Garrett tucked his phone away again. “If I didn’t know Nial better I would say that has an ominous overtone to it.”
She glanced up at the big screens behind him, then gave him another smile. This one seemed brittle.
“You’re right,” he finished. “We need to let them think through what has happened, and allow it to settle.” He headed for the door and she fell into step beside him. “Am I dropping you at your hotel?”
“Are you done with business for the day?” she asked.
“Today, yes. Why?”
“Then the hotel is fine. But after we’ve dropped you off.”
He cocked his head to look at her, puzzled.
She gave a small smile. “You’ve never used an executive assistant before, have you?”
Garrett pushed open the door for her and felt the heat of the mid-afternoon drop over him like a warm blanket as they stepped outside. Winter caught her breath.

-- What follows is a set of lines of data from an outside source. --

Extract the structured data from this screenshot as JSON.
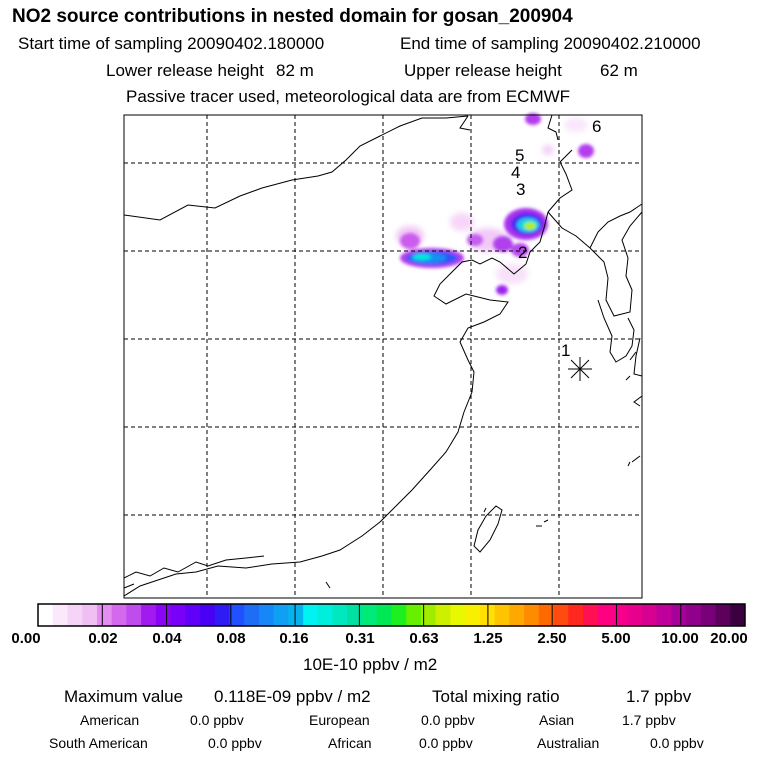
{
  "header": {
    "title": "NO2 source contributions in nested domain for gosan_200904",
    "start_label": "Start time of sampling 20090402.180000",
    "end_label": "End time of sampling 20090402.210000",
    "lower_label": "Lower release height",
    "lower_value": "82 m",
    "upper_label": "Upper release height",
    "upper_value": "62 m",
    "note": "Passive tracer used, meteorological data are from ECMWF"
  },
  "chart_data": {
    "type": "heatmap",
    "title": "NO2 source contributions in nested domain for gosan_200904",
    "station_marker": "1",
    "trajectory_labels": [
      "1",
      "2",
      "3",
      "4",
      "5",
      "6"
    ],
    "colorbar": {
      "ticks": [
        "0.00",
        "0.02",
        "0.04",
        "0.08",
        "0.16",
        "0.31",
        "0.63",
        "1.25",
        "2.50",
        "5.00",
        "10.00",
        "20.00"
      ],
      "unit": "10E-10 ppbv / m2",
      "colors": [
        "#ffffff",
        "#fbe9fb",
        "#f6d4f8",
        "#f0c0f4",
        "#e38ef0",
        "#d569ee",
        "#c14cee",
        "#a31af0",
        "#8a05f6",
        "#7a00f8",
        "#6100f8",
        "#4a00f4",
        "#2f1cf5",
        "#2050ff",
        "#1e6df7",
        "#1687f6",
        "#0da0f3",
        "#05b4ee",
        "#00f2f2",
        "#00eedc",
        "#00e8c0",
        "#00e0a0",
        "#00ea7a",
        "#00e854",
        "#1ef020",
        "#66f000",
        "#a0ec00",
        "#ccf000",
        "#e8f800",
        "#f8f000",
        "#ffe000",
        "#ffc400",
        "#ffa800",
        "#ff8c00",
        "#ff6a00",
        "#ff4a10",
        "#ff2820",
        "#ff1050",
        "#ff0080",
        "#f8008c",
        "#e8008c",
        "#d80090",
        "#c0009a",
        "#a8009a",
        "#90008a",
        "#780078",
        "#5c005c",
        "#3a0040"
      ]
    },
    "max_value_label": "Maximum value",
    "max_value": "0.118E-09 ppbv / m2",
    "total_label": "Total mixing ratio",
    "total_value": "1.7 ppbv"
  },
  "contributions": [
    {
      "label": "American",
      "value": "0.0 ppbv"
    },
    {
      "label": "European",
      "value": "0.0 ppbv"
    },
    {
      "label": "Asian",
      "value": "1.7 ppbv"
    },
    {
      "label": "South American",
      "value": "0.0 ppbv"
    },
    {
      "label": "African",
      "value": "0.0 ppbv"
    },
    {
      "label": "Australian",
      "value": "0.0 ppbv"
    }
  ]
}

“There’s been plenty of talk about my control issues,” Garrett told her. “But a really good executive assistant, one that really makes a difference, needs to knoweverythingabout your life. And with my life — my lifestyle and well, being what I am...I knew I was never going to let someone I hired that far inside my shields.”
“If Nial gets his way, if vampires are revealed and accepted by humans, that won’t be an issue for you any longer, will it?” Winter pointed out, as they descended the concrete stairs down into the basement car park.
Garrett considered this new aspect of coming out. He hadn’t applied it to doing business in quite this way, before. There were a lot of aspects to how he moved through his day that he could change. No more pretending he had to halt after eight or ten hours because he needed to rest or eat. If he wanted to work through the night, he could...and on into the next day.
And when he needed to feed, he could disappear for the hours necessary to feed and recover without inventing excuses.
“There will be advantages, certainly. But it won’t be easy, the first few weeks and months we tell the world,” he warned her. “The misunderstanding and misinformation will be overwhelming.”
“That’s why Nial wanted you working with him,” Winter replied serenely. “You’ve had experience dealing with massive projects like this.”
The driver already had the car door open for them and the engine running. Winter stood back and indicated Garrett should get in first, and he overrode his instincts, and slid onto the seat. She settled beside him. MacDonald was already seated on the bench behind the driver, his gaze on the screen of his massive silver laptop, his fingers rattling across the keys.
Winter glanced at MacDonald, then at Garrett. She pulled out her computer tablet and turned it on. “Your calendar tomorrow morning is light,” she told Garrett. “But we should use that time to lay out what needs to be dealt with before we head out on location. That will be a long list, I presume.” She slid her finger down the screen. “With this meeting today, all your commitments in Los Angeles have been completed, so there is nothing preventing you from returning to Boston tomorrow on the noon flight. Do you want to make that flight? I can set up the tickets tonight.” She looked at him expectantly.
Garrett sat back, letting himself relax. “Why not?” he replied.
“You’ll need to be at LAX by ten to make check-in and security clearance in time, so we should meet around seven-thirty to discuss the film shoot. I’ll order breakfast for your suite and make it a breakfast meeting. Does that suit you?”
He nodded, aware that MacDonald would be listening to all of this. She was making it sound like he, Garrett, was human and a food eater. That he was perfectly normal. Well, she would have had a lot of practice doing that with her two husbands, although Sebastiandideat food, even though he was wasn’t really human.